In this stimulus, the first fact that we are given is that heart attacks are most likely to occur on Mondays and that the accepted explanation for this is that Monday is the first day of the workweek and people (who work) feel more stress on Mondays. For the purposes of this question type, we are not disputing this statement. Sure, in the real world there may be other causes of work stress, such as a long commute in heavy traffic, although this wouldn't explain why there would be more stress on Mondays (unless the traffic was much worse on Mondays, which would be odd.)

The second fact that we are given is that unemployed retired people are also more likely to have heart attacks on Mondays. This is puzzling because if the reason that workers have more heart attacks on Mondays is the stress of the workweek, this shouldn't apply to unemployed retired people who no longer have that stress.

It's this second fact that we really need to explain because it's the one that doesn't seem to make any sense. What we need in our answer is an explanation for why these unemployed retired people are having more heart attacks on Mondays. A good prephrase might be "There is something else stressful on Mondays for these unemployed retired people."

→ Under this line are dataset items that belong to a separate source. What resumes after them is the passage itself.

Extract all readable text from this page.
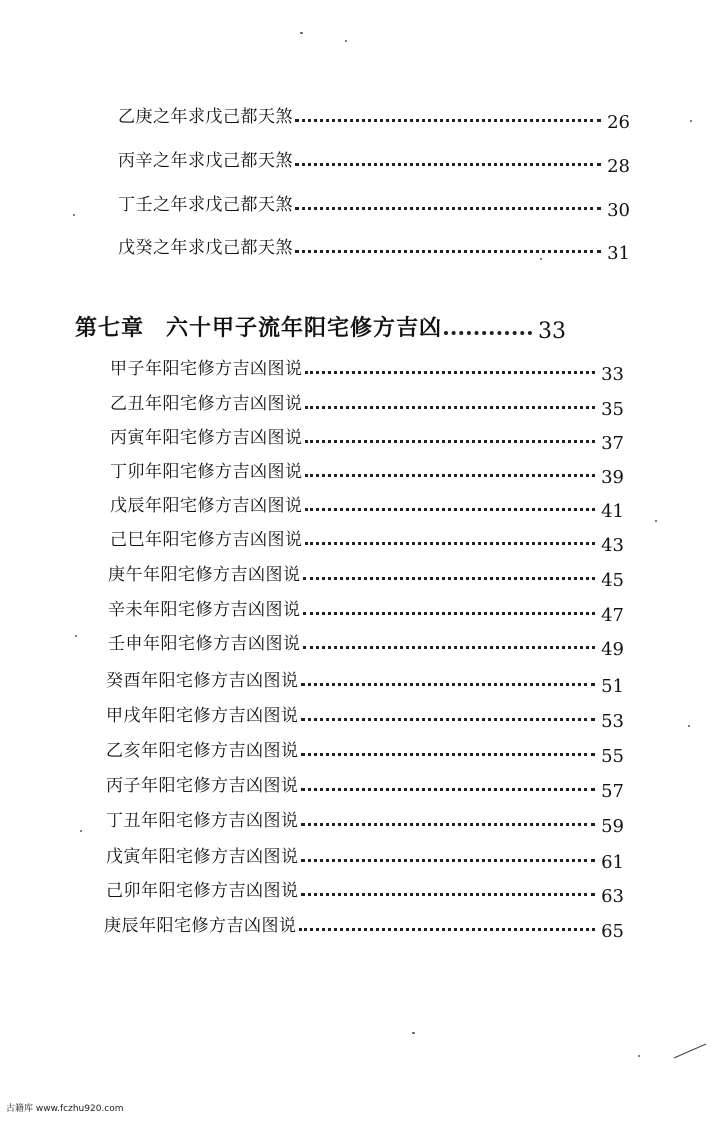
乙庚之年求戊己都天煞	26
丙辛之年求戊己都天煞	28
丁壬之年求戊己都天煞	30
戊癸之年求戊己都天煞	31
第七章 六十甲子流年阳宅修方吉凶	33
甲子年阳宅修方吉凶图说	33
乙丑年阳宅修方吉凶图说	35
丙寅年阳宅修方吉凶图说	37
丁卯年阳宅修方吉凶图说	39
戊辰年阳宅修方吉凶图说	41
己巳年阳宅修方吉凶图说	43
庚午年阳宅修方吉凶图说	45
辛未年阳宅修方吉凶图说	47
壬申年阳宅修方吉凶图说	49
癸酉年阳宅修方吉凶图说	51
甲戌年阳宅修方吉凶图说	53
乙亥年阳宅修方吉凶图说	55
丙子年阳宅修方吉凶图说	57
丁丑年阳宅修方吉凶图说	59
戊寅年阳宅修方吉凶图说	61
己卯年阳宅修方吉凶图说	63
庚辰年阳宅修方吉凶图说	65
古籍库 www.fczhu920.com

Answer A, if true (notice that the question tells you to accept each answer as true), provides a possible explanation for why these unemployed retired people may also be feeling more stress, and therefore having more heart attacks, on Mondays. While it is true that Answer A assumes that large projects can be stressful (at least for some people), that is not an unreasonable assumption depending on the large project.

The key thing to solving this question is that we need a source of stress (or other cause of heart attacks) that would apply to these unemployed retired people and be specific to Mondays. Only answer A provides both of these.